The girl proceeds "on up the stairs. She opened the door of the room. George was on the bed, reading" (130).(6) These three sentences construct an intricate relationship of geometric spatial boundaries. The girl traverses the intermediate space between the lobby and the room, ascending from an area of lesser confinement to an area of greater confinement. She then opens the barrier between the stairs and the room, preparing to cross the threshold to entrapment as she had crossed it earlier on her way to relative freedom. George is still on the bed, his space in the story, reading the book that becomes the emblem of the emotional barrier between the couple.

George puts his book down upon her entry, however, momentarily dropping the boundaries between them. The resulting scene between the wife and husband represents the wife's single failed attempt to transcend the emotional walls of their marriage, an attempt characterized by the spatial dynamic of their interaction.

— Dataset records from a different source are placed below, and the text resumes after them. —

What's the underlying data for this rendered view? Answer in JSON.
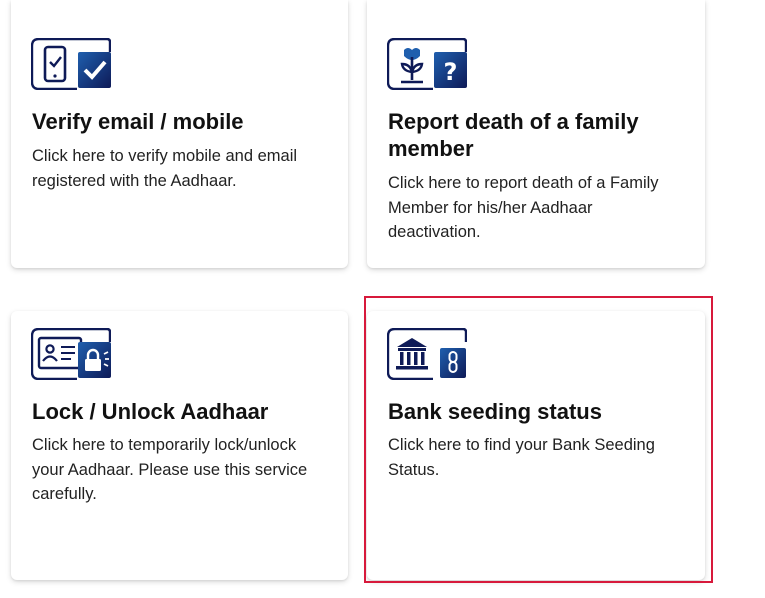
{
  "colors": {
    "icon_navy": "#0e1a57",
    "icon_blue": "#1f5fae",
    "highlight": "#d7193b"
  },
  "cards": [
    {
      "title": "Verify email / mobile",
      "description": "Click here to verify mobile and email registered with the Aadhaar.",
      "icon": "phone-checkmark-icon"
    },
    {
      "title": "Report death of a family member",
      "description": "Click here to report death of a Family Member for his/her Aadhaar deactivation.",
      "icon": "flower-question-icon"
    },
    {
      "title": "Lock / Unlock Aadhaar",
      "description": "Click here to temporarily lock/unlock your Aadhaar. Please use this service carefully.",
      "icon": "id-card-lock-icon"
    },
    {
      "title": "Bank seeding status",
      "description": "Click here to find your Bank Seeding Status.",
      "icon": "bank-link-icon"
    }
  ]
}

The wife sits on the bed(7)--for the first and only time sharing the same plane as her husband--and tries to communicate her longing for the cat: in effect, her remorse over her own loneliness. George, however, begins reading again (130). In this moment, the wife attempts to break through the barriers that plague her marriage by sharing space and communicating with her husband. The boundaries remain despite her attempts, as he is either unaware of or unwilling to acknowledge her needs and desires.

The final paragraphs of the story are distinguished by the distance maintained between the wife and George. The wife retreats from the bed and sits in front of her mirror, studying herself. She faces away from George. By presenting her back to him, the wife establishes another barrier, concentrating on herself as he has on his own pursuits. The girl then moves to the window and looks out. The boundary of the window is reestablished, replacing the mirror that only projects an image of the self for the gift and reinforces her sense of being alone. The window offers no relief, however, as it still traps her inside, able only to see the freedom that she does not possess. Yet even this image of freedom is removed now, as darkness has fallen.

The final "threshold" image, which closes the story, comes when the maid ascends to the Americans' room and stands in the doorway holding a tortoise-shell cat. She does not cross the plane of the door, respecting the distance between the couple and herself. The story ends, "`Excuse me,' she said, `the padrone asked me to bring this for the Signora'" (131). With this sentence, the principal characters of the story are gathered into one area, each remaining distant from one another. The maid, and, by implication, the padrone, stand in the threshold between their relative freedom and the couple's entrapment, just as the waiter and the wife earlier stood on similar thresholds. The wife and husband each occupy the same space that they occupied when the story began: the wife by the window, the husband on the bed, each isolated, each confined by the boundaries of the window and the book, respectively.

The use of spatial relationships in "Cat in the Rain" clarifies and underscores the intricacy of emotional relationships in the story. The spatial emphases in the story serve to magnify the isolation that runs through the very texture of the work. Although the wife attempts to cross the boundaries that separate her from the outside world and from other people, she remains unable to transcend the physical, psychological, and emotional barriers that entrap every character in the story.